Now, you may have noticed that I’m half-way through this review and I’ve yet to mention Amy’s love interest, Jon Costas. That is because he is pretty much tangential to the central romance – which is between Amy and her family. Don’t believe me? Jon is Amy’s sister Lisa’s ex-husband. Sutherland tries to spin Amy’s attraction to him as something that predates Jon’s marriage to Lisa, and vice-versa; however, given the evidence at our disposal, it’s not hard to suspect that Amy pursues Jon because and simply because she wants to be closer to her sister. It’s pretty sick.

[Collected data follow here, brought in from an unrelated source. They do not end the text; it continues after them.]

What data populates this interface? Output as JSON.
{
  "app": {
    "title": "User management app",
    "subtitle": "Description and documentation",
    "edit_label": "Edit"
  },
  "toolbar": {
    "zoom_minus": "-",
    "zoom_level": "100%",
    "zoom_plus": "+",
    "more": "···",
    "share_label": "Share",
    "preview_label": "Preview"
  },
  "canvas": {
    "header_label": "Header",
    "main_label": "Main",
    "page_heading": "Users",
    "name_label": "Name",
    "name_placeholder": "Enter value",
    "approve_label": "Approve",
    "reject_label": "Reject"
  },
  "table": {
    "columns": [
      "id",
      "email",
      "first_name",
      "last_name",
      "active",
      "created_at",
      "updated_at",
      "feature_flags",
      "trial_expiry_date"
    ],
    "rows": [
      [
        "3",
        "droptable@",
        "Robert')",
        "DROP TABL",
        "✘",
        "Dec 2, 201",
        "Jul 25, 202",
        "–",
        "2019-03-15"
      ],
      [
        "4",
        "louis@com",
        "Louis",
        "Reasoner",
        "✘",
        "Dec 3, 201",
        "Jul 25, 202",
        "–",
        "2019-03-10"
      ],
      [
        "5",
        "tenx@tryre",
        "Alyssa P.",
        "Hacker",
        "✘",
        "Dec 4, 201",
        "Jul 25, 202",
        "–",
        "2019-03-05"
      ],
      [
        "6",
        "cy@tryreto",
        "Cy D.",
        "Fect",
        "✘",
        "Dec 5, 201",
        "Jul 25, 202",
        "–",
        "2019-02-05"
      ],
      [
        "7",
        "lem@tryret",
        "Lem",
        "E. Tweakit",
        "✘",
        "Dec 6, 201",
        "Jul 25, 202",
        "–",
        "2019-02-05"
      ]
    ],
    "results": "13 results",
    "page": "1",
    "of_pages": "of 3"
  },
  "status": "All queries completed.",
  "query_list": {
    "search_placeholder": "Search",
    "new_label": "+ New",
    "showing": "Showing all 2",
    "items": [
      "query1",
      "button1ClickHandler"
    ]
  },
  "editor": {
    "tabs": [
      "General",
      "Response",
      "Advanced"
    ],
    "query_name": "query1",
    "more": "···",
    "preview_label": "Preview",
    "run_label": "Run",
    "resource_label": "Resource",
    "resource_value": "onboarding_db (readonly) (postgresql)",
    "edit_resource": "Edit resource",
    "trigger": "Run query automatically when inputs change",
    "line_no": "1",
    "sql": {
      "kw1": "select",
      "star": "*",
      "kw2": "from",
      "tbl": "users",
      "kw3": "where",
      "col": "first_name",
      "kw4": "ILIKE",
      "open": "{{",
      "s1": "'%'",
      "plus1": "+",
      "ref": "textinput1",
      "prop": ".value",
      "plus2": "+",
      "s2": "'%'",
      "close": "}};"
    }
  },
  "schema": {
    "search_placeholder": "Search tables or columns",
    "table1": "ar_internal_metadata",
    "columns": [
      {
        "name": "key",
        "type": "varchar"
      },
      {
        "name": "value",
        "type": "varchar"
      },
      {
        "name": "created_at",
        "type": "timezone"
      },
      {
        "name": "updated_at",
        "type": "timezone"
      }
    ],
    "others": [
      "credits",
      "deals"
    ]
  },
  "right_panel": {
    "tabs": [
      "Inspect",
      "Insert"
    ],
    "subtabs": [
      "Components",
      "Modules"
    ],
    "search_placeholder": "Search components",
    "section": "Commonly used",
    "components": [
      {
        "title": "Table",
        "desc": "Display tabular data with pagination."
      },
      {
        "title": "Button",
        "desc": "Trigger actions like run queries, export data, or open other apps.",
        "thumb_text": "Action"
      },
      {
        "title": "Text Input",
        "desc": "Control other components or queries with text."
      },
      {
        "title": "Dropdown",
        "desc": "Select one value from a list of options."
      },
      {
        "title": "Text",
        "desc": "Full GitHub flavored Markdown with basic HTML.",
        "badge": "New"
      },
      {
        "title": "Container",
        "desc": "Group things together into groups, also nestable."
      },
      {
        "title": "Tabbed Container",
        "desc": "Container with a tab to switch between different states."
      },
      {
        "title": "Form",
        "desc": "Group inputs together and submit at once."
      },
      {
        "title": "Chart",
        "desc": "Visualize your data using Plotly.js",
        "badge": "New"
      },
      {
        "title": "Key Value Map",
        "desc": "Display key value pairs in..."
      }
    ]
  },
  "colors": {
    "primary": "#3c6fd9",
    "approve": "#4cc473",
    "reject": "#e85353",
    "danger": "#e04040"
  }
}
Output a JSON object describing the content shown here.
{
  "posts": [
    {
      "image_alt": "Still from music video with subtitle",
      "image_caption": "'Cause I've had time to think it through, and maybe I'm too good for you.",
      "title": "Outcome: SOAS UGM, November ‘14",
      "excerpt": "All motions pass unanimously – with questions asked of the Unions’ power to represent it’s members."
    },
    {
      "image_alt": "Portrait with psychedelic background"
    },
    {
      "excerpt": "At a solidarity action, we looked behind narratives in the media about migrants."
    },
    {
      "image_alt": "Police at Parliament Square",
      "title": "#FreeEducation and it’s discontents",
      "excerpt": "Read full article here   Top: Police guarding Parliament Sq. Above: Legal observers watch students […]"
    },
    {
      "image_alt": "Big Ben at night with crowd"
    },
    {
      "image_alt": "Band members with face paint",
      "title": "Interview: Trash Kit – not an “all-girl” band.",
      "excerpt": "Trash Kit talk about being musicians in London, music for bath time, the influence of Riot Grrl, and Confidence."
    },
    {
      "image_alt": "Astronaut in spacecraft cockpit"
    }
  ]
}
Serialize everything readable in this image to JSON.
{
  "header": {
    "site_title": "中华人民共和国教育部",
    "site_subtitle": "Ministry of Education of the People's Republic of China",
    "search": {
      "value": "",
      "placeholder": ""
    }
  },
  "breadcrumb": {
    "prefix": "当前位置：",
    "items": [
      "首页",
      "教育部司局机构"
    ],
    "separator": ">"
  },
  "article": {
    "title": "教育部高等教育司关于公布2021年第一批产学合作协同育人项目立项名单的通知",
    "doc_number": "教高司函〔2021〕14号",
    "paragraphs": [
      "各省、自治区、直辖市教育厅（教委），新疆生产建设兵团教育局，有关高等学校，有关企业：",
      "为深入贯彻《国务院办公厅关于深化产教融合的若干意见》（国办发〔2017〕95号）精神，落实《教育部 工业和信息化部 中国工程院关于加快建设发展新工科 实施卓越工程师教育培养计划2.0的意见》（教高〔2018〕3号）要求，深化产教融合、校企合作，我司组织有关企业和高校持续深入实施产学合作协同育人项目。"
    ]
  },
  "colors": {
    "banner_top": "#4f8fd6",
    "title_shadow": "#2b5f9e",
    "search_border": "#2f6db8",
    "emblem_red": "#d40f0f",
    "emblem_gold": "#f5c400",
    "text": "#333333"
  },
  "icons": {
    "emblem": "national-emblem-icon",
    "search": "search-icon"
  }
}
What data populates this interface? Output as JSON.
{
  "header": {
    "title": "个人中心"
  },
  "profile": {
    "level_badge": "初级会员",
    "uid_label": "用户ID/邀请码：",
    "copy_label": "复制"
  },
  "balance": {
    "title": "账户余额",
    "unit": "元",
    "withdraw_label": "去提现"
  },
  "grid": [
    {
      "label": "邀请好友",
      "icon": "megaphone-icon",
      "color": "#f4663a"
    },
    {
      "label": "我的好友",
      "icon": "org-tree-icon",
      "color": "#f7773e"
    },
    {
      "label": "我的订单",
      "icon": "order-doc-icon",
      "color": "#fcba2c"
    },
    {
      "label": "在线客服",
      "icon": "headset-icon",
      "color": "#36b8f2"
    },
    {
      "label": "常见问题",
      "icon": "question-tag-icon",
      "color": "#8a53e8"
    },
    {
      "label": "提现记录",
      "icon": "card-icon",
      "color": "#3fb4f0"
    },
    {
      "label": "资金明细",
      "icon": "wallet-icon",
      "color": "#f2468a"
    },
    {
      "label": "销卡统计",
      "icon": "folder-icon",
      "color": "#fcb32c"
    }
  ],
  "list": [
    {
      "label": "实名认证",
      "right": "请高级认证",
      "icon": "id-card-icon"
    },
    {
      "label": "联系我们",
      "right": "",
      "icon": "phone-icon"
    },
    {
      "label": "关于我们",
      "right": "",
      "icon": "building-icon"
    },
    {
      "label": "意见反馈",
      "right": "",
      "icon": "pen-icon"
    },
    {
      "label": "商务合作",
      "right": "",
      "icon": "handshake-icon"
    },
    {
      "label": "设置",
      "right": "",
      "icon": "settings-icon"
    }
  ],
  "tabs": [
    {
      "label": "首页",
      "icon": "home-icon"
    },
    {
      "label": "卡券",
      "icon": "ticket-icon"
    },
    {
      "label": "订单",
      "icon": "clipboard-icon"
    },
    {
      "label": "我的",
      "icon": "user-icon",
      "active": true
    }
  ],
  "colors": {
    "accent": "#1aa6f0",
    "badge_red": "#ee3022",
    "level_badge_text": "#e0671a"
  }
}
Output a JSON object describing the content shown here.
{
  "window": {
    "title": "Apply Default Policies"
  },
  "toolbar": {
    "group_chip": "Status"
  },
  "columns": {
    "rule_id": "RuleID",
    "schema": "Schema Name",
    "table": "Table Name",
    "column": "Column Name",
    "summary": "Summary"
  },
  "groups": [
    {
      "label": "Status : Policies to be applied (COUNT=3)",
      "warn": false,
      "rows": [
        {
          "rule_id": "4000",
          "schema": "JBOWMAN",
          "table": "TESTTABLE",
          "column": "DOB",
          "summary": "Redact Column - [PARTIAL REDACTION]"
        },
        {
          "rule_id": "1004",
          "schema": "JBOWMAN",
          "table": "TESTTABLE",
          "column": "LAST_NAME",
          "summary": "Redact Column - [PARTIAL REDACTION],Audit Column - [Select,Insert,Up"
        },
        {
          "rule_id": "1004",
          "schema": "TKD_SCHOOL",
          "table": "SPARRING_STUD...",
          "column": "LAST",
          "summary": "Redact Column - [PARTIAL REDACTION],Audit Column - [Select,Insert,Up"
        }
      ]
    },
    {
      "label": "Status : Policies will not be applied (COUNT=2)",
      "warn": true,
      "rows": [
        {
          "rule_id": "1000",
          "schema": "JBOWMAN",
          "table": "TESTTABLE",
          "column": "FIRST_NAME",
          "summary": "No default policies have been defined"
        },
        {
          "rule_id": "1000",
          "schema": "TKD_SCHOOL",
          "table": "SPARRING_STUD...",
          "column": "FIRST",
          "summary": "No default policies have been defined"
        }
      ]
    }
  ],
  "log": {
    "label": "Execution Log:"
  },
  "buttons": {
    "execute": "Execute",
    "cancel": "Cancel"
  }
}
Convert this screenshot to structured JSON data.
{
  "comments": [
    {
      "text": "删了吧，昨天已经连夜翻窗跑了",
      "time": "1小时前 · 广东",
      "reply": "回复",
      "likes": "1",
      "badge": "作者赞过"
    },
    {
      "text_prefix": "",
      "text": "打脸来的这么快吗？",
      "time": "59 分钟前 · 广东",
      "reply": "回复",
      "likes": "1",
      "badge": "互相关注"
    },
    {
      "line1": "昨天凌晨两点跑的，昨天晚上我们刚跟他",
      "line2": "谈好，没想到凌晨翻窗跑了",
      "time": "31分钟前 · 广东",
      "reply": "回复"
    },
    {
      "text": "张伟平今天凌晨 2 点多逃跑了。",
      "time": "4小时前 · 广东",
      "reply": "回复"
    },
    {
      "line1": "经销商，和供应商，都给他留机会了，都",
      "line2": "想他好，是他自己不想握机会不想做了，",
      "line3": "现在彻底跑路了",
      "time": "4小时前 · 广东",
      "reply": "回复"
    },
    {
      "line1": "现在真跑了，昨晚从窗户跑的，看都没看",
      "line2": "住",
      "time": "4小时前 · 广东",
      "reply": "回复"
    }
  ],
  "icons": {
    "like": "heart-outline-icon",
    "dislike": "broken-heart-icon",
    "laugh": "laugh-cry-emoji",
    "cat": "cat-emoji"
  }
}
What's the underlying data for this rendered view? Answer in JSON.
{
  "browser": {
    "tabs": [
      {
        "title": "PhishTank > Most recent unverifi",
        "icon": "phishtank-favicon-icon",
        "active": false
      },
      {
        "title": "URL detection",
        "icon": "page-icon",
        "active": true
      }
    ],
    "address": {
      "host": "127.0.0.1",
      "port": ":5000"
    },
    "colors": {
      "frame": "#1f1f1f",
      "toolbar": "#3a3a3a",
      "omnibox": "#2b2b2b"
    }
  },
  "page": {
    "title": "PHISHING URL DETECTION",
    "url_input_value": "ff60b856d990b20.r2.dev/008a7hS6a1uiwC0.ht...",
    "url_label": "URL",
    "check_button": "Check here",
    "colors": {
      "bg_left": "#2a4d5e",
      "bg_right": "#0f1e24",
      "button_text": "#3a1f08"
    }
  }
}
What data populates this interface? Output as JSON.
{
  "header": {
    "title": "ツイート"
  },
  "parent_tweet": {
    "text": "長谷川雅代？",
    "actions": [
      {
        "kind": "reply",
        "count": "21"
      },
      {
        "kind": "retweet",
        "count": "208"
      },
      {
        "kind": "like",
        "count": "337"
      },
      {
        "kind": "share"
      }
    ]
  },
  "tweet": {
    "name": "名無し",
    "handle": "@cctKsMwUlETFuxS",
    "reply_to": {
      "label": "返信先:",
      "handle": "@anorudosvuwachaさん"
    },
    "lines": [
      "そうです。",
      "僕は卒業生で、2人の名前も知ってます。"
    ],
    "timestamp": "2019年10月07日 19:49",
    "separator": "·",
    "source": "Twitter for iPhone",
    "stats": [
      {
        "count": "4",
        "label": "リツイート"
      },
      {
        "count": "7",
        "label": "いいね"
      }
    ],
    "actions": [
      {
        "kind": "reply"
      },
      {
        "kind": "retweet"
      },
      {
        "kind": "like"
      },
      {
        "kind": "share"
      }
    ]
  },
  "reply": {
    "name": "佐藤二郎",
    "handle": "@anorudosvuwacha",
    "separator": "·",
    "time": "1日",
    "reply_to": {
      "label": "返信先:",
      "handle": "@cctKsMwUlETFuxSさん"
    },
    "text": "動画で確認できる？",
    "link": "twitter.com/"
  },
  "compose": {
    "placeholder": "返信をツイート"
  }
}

In other incest news, another central relationship in this novel is between Jon and his niece Kieran. Jon has come home to help out his family because Kieran’s father Nick has abandoned her. Jon and Kieran dance a strange pas de deux – the sort that can only emerge between a lovely teenage girl and her sexy, remote uncle. See, Kieran is a rebellious teen – she dreads her hair, has a nose ring, and enjoys surfing the Internet. Sutherland’s attempts to describe Kieran’s Interneting constitute the only enjoyable parts of this novel. Kieran doesn’t email people, she sends messages to their electronic mailboxes. Whilst Interneting, Kieran makes a nefarious felon Internet gentlemen friend, the hilariously sketchy Hardball, who travels across the country to see her. He squats in a hovel down by the ocean; quotes Thoreau, and tries to pressure her into smoking pot. He seems pretty cool, but it is heavily implied that he plans to hook Kieran on the dope and get her into white slavery. Clearly, Sutherland overestimates the Internet.
As you may have guessed, things inevitably resolve themselves. Kieran transfers her infatuation from Hardball to Jon; Amy’s parents fall in love with her all over again, etc. There’s also a really boring real-estate plot which finds its conclusion as well. There’s very little hot sex, but there is a town hall meeting described in loving detail.
I hated Amy. Do not read this book, except for the Internet parts.